Companies taking advantage of the payroll tax deferral included in the stimulus law to save cash can expect a liquidity hit once the deferral ends, Moody’s Investors Service analysts say.
The Coronavirus Aid, Relief and Economic Security (CARES) Act includes a provision allowing companies to defer paying their share of employees’ Social Security tax (6.2% of total employee payroll) from March 27 through the end of 2020.
The deferral amounts to an interest-free loan; companies don't have to pay the employer portion of the tax for up to two years. Half of the taxes are paid at the end of 2021, and the remaining half at the end of 2022.
For a large company, the deferral of 6.2% of payroll taxes will help but probably won't be significant, the analysts said. They estimated the impact on Delta Airlines. It could generate as much as $200 million in extra liquidity during the downturn. Although the savings is a lot, it pales compared to its $50 million in daily expenses.
"A deferral of 6.2% of payroll costs is relatively immaterial given the challenges a large company like Delta faces," analysts wrote in a statement sent to clients Wednesday.
For a smaller company, though, especially one in which payroll is the bulk of its costs, the deferral can help. "The additional operating cash flow can be beneficial," they said.
Inconvenient payback
Any benefit, though, must be weighed against the impact repayment will have when deferral ends.
Deferments will come due in 2021 and 2022, a time when "many companies may not yet be at full strength from the 2020 downturn, and will then have to pay 150% of their typical Social Security tax each year," they said.
If companies are in a rebuilding phase and need to invest their working capital to return to 2019 revenue levels, the analysts said, "the working capital outflow to pay for this deferral will be especially significant and put more pressure on company’s liquidity, even as outlooks are improving."
For CFOs, communicating the impact of this future liability will be important. "This deferral will be a future drag on liquidity," they said. "These amounts ... may very well be a material portion of a company's 2020 and 2021/2022 cash flow."
Tax credit has limited reach
The other tax benefit included in the stimulus law, a tax credit to encourage companies to retain employees who don't have work to do as a result of the slowdown, isn't expected to be as widely used as the payroll tax deferral but it provides a more valuable benefit.
Under the provision, companies can take a credit against 50% of their payroll tax payments for salary-related costs paid to each employee (up to a maximum $10,000) after March 2020.
As a credit, it doesn't generate any future liability, but few companies will be able to use it. First, at least some of the company's business must shut down, and second, revenues must drop by half compared to the comparable quarter last year.
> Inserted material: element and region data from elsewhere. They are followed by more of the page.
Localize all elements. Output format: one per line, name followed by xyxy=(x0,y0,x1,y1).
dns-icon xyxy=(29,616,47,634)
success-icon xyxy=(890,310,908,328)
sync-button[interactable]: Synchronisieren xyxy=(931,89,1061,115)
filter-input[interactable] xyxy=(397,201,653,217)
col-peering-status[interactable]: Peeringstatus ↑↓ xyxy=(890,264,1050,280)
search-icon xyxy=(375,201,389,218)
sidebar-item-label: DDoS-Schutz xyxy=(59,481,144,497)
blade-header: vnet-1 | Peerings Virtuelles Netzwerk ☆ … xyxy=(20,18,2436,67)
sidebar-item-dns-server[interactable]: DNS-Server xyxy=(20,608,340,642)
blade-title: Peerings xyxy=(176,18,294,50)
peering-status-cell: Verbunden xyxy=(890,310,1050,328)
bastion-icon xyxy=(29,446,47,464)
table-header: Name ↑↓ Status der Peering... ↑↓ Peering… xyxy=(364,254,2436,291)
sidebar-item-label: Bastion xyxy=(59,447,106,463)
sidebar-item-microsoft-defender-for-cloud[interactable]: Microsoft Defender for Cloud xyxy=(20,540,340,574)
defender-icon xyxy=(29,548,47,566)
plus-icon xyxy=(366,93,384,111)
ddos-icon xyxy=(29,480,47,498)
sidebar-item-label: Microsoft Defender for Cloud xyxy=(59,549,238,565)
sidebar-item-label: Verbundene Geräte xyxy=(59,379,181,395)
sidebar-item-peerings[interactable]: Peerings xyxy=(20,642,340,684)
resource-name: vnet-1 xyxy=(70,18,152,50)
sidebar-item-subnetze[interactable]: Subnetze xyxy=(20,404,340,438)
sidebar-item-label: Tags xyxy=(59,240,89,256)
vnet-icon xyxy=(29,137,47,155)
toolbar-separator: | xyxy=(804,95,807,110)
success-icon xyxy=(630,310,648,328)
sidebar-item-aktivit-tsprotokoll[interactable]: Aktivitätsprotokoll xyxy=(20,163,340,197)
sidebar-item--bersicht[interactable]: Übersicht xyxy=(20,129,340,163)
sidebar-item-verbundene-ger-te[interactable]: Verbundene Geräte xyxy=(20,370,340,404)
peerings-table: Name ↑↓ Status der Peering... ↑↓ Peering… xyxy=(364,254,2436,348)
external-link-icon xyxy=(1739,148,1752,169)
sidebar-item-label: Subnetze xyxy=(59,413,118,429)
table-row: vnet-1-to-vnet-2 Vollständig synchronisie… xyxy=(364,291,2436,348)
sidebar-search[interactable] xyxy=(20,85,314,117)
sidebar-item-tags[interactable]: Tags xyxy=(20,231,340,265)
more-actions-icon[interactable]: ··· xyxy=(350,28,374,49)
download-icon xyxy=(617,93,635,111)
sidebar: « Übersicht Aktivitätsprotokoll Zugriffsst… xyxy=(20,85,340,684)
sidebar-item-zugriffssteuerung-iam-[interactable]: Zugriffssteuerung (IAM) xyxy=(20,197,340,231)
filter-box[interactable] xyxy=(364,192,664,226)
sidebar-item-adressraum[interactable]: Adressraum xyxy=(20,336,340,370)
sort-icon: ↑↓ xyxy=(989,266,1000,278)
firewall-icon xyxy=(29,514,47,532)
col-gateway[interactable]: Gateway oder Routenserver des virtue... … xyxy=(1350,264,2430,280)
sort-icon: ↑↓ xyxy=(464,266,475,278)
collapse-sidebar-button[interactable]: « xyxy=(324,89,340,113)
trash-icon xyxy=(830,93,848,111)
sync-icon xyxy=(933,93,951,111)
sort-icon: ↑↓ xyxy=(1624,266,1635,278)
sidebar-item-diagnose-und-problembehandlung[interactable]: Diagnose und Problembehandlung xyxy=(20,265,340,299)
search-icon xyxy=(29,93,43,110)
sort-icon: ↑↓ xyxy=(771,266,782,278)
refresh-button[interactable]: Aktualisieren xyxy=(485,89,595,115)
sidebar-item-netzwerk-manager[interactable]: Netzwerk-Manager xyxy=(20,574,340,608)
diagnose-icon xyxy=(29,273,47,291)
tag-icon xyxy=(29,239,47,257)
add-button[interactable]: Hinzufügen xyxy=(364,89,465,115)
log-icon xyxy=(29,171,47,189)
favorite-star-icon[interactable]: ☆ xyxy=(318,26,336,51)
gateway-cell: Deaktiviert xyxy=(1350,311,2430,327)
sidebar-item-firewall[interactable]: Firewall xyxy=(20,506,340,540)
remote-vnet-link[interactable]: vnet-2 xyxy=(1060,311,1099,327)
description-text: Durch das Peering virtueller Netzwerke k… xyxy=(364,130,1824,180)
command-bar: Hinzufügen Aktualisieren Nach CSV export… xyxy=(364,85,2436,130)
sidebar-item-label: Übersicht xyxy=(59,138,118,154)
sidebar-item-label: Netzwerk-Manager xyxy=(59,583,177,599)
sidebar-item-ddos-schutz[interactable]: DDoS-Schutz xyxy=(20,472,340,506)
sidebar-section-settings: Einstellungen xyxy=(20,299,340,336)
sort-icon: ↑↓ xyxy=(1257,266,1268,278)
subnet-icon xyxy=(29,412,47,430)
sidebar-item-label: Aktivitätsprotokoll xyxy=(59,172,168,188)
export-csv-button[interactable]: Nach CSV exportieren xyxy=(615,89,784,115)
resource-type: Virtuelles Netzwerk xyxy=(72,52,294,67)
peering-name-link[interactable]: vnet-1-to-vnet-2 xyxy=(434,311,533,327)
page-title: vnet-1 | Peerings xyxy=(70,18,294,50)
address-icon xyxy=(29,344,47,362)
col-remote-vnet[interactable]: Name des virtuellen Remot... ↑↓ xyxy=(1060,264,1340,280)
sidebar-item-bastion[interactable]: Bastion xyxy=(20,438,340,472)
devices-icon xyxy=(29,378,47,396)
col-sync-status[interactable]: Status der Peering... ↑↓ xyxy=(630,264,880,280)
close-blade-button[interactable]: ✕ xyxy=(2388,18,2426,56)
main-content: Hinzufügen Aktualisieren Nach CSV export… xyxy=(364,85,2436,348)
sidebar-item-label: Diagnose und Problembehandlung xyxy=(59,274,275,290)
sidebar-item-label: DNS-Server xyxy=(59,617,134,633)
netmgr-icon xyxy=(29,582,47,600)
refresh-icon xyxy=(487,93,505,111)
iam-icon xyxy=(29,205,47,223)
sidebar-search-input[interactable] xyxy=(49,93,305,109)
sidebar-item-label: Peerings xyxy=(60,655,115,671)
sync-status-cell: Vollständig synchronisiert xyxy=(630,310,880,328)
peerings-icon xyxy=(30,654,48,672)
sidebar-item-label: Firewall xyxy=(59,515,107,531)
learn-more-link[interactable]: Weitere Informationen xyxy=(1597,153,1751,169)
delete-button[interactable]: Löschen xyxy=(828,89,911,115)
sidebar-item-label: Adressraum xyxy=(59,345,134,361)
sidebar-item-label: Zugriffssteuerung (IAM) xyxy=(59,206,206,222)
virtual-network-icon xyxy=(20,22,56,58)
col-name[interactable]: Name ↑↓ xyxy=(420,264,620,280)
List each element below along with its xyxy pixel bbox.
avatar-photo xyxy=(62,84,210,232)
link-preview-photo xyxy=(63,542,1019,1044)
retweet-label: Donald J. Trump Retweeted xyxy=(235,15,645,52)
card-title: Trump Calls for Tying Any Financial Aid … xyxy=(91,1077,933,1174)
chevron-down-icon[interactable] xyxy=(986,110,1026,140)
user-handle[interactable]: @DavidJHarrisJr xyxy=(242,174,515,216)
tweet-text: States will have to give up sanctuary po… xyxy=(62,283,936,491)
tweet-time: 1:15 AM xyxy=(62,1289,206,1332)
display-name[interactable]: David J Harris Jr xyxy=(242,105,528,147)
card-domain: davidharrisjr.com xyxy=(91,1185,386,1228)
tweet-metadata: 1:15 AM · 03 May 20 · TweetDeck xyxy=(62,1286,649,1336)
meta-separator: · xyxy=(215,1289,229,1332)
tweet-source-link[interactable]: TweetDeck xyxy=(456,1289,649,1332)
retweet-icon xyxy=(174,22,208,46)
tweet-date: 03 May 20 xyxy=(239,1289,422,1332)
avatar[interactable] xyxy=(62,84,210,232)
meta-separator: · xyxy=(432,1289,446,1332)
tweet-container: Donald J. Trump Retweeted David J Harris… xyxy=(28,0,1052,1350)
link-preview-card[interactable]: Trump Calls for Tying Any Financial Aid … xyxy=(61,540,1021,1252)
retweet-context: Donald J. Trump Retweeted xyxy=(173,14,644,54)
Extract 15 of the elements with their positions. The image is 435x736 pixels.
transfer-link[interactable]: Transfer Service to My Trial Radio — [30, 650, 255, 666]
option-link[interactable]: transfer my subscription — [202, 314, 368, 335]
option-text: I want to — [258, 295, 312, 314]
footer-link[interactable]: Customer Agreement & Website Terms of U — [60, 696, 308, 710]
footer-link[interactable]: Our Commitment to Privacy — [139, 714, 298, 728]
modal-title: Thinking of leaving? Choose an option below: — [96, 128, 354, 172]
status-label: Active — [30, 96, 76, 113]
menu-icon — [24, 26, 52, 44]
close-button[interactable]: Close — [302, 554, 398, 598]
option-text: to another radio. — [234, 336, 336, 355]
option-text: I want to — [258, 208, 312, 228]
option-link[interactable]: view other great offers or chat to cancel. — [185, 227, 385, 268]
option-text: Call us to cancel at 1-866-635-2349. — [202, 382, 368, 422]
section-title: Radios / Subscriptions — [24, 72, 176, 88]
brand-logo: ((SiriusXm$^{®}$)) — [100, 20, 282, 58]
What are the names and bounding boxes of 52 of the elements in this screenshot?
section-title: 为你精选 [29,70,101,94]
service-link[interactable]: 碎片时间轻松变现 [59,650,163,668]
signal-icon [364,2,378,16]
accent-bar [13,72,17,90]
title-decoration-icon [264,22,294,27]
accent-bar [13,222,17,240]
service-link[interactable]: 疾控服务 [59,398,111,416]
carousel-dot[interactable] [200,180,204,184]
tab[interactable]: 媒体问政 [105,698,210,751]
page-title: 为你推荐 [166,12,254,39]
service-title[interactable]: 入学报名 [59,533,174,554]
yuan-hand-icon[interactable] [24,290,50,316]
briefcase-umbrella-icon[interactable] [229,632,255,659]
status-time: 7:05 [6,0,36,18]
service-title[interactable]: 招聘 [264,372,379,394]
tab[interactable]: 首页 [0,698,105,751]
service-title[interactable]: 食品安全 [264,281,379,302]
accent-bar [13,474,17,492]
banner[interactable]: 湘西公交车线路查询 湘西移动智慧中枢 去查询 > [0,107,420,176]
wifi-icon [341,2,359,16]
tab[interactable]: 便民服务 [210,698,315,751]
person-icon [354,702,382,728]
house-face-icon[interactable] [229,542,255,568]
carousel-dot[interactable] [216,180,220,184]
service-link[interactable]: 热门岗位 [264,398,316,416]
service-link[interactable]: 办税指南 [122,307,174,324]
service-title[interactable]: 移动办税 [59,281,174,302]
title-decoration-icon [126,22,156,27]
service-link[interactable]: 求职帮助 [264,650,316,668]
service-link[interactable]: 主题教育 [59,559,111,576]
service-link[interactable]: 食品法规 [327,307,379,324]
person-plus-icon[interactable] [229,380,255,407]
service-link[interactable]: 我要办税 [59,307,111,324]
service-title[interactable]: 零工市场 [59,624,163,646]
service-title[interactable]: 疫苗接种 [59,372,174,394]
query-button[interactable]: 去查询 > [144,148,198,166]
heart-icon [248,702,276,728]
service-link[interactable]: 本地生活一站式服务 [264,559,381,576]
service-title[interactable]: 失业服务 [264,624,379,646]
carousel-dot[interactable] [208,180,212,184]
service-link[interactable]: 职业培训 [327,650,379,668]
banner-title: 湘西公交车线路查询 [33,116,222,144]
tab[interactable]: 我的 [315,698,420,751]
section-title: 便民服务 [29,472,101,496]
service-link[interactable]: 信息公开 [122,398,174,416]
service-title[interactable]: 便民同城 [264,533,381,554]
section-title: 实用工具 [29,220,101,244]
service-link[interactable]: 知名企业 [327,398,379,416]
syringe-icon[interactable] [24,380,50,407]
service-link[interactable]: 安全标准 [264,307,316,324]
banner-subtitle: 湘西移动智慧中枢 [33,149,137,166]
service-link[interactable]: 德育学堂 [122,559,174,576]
These restrictions, the analysts said, limit the companies that will find the relief helpful. "Due to the narrow scope of employees that are being paid but left idle during the pandemic, we generally do not expect a material benefit to any one issuer," they said.
Loan forgiveness invalidates benefits
There's another negative to using the benefits. If a company receives a loan under the business loan program that was also created in the stimulus law, it can't take either of those two tax benefits.
"Companies that have had loans forgiven under the Paycheck Protection Program are not eligible," the analysts said.
Under PPP, companies with fewer than 500 employees can get loans for up to 2.5 times their average monthly payroll costs, up to $10 million. If they use the funds for eligible expenses, including 75% of the funds for retaining or hiring their employees, the loan is forgiven.
Bottom line: Although the tax benefits can be helpful, both the deferral and the credit come with limitations, and they can both be forfeited by the amount of any loan forgiveness that’s granted under the small business loan program, PPP.